Using Radio Transmitter to Simulate Amplitude Scintillation on Radio Signals

Monday, 15 December 2014
Victoria Eccles, National Space Science and Technology Center, Huntsville, AL, United States and Ranya Ilayian, NASA Marshall Space Flight Center, Summer intern NSSTC, Huntsville, AL, United States
Rapid fluctuation of radio-frequency signal phase and/or amplitude that is generated as a signal passing through the ionosphere is commonly referred to as ionospheric scintillation. Scintillation occurs as radio frequency signals pass through a field of plasma bubbles or irregularities that can lead to signal power fading, phase cycle slips, poor GPS signals and unusable information.

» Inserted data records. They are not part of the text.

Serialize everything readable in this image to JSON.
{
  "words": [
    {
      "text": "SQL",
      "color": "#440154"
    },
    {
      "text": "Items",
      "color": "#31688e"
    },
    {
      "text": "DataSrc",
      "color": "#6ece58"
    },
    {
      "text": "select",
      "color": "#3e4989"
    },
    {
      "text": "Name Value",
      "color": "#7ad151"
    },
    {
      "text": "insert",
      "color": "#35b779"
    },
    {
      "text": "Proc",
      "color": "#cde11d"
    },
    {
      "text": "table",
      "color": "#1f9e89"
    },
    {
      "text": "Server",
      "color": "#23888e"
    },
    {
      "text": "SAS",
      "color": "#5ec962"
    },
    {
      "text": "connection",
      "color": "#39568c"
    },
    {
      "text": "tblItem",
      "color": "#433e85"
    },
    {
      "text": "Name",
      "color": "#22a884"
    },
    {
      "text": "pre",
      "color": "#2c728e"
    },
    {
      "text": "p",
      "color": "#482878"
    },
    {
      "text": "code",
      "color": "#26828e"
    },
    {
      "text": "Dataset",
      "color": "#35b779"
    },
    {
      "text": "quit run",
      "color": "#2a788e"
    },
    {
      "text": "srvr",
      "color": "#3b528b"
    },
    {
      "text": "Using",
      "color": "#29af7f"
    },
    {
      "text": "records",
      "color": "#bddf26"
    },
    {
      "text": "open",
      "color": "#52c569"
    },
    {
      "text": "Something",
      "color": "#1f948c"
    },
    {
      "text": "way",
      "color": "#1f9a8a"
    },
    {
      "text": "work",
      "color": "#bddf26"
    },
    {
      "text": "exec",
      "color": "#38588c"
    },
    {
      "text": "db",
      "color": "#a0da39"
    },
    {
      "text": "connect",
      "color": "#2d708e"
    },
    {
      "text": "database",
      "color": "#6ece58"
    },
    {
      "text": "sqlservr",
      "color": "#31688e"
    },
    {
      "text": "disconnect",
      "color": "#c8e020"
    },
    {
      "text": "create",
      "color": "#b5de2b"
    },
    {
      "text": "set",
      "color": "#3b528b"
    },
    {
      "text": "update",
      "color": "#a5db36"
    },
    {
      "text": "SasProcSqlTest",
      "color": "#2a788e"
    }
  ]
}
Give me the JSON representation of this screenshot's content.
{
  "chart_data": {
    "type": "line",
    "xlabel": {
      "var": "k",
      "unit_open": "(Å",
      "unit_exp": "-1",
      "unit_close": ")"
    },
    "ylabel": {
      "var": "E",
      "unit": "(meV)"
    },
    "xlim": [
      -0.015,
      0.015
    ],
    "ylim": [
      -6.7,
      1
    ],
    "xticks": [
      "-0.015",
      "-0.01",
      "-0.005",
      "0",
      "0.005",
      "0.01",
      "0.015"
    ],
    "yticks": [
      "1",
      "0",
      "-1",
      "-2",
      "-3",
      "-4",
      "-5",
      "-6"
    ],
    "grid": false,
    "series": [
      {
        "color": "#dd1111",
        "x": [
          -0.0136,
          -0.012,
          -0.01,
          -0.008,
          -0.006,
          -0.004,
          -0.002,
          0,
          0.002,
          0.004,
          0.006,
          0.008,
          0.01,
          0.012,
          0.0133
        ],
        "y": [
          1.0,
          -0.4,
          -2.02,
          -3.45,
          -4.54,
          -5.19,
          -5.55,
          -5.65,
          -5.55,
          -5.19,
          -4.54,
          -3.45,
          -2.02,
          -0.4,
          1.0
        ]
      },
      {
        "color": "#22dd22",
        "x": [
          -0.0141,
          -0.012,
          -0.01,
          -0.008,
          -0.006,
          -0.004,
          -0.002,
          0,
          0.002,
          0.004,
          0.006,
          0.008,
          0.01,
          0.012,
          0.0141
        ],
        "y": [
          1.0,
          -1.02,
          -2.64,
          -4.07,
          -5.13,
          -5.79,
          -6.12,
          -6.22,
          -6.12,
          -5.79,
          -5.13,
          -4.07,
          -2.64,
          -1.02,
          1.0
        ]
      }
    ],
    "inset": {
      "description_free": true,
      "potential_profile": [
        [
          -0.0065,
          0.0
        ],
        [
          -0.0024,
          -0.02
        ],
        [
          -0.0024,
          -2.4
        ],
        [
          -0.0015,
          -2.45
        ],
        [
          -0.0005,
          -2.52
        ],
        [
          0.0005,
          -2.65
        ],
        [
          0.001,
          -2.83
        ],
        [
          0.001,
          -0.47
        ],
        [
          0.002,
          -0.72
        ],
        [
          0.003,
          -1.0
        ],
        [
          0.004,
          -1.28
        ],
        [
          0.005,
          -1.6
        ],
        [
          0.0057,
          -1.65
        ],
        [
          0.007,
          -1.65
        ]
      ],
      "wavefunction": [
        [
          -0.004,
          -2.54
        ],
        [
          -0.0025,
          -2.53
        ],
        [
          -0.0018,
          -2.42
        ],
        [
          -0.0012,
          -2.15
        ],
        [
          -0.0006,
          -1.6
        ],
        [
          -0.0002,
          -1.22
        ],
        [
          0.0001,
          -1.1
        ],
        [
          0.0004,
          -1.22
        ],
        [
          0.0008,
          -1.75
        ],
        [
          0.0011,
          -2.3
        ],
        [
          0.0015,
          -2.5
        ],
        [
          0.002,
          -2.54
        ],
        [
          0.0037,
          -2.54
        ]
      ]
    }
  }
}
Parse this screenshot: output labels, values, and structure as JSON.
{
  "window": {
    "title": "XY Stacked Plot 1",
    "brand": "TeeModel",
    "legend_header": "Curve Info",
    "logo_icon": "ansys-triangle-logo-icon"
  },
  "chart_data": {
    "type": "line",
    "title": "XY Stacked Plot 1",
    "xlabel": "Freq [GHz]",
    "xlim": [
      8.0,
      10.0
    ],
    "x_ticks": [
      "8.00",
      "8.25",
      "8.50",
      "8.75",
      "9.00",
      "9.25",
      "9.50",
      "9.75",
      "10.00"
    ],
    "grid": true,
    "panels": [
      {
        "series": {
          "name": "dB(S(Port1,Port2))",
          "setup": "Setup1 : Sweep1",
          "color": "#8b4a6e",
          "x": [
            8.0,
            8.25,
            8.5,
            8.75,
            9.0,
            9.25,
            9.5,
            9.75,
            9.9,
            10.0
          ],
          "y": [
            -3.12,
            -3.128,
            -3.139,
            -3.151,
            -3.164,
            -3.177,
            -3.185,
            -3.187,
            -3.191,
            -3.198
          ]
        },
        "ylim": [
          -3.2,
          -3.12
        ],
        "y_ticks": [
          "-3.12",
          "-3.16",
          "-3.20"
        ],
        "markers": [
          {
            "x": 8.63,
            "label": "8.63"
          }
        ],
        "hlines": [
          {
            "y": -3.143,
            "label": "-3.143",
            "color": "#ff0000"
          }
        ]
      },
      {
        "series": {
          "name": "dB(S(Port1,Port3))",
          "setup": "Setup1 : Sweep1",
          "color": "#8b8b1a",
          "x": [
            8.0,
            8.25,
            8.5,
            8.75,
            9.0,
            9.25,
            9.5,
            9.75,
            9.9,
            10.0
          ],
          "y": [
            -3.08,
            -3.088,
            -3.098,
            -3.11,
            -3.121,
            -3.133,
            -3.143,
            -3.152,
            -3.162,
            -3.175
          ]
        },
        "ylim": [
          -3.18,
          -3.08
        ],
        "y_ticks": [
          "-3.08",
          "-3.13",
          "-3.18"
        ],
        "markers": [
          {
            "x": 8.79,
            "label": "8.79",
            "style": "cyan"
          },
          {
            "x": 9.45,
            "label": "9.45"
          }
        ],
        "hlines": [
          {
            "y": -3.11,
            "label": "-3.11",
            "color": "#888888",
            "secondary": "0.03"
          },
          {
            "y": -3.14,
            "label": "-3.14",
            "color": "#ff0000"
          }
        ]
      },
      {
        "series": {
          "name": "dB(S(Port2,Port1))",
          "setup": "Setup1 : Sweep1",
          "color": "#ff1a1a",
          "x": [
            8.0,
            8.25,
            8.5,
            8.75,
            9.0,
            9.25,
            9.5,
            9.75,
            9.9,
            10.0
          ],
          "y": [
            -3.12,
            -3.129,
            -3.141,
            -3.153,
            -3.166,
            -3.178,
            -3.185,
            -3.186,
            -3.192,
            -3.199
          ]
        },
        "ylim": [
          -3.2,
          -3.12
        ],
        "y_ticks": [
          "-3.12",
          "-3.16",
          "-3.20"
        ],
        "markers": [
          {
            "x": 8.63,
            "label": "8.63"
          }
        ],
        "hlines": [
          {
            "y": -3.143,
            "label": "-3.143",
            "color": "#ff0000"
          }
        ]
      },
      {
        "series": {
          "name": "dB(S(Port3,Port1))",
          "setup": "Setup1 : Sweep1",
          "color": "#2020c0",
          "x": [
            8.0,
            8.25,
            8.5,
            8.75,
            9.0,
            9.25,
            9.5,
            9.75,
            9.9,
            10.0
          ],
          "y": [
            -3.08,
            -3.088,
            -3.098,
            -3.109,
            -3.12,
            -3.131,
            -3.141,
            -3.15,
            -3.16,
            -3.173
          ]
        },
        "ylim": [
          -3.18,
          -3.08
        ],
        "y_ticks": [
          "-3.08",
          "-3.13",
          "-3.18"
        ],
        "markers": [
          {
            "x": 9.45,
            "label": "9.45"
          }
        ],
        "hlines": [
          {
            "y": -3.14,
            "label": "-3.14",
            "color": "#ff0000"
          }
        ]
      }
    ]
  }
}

The goal of this research is to use radio wave transmission to simulate scintillation under controlled conditions in order examine the performance of different GPS receivers and their ability to suppress the scintillation. The information gained from the VHF (Very High Frequency) transmitter would serve as a diagnostic tool to better understand the environmental conditions that are causing these irregularities. This system could then be used as a baseline design to be upgraded by NASA engineers to 1.2 GHz – 1.5 GHz for testing out the performance of different GPS receivers. The methodology of VHF testing could be translated to higher frequencies, such as CW (Continuous Wave), which could enhance our understanding of this phenomenon.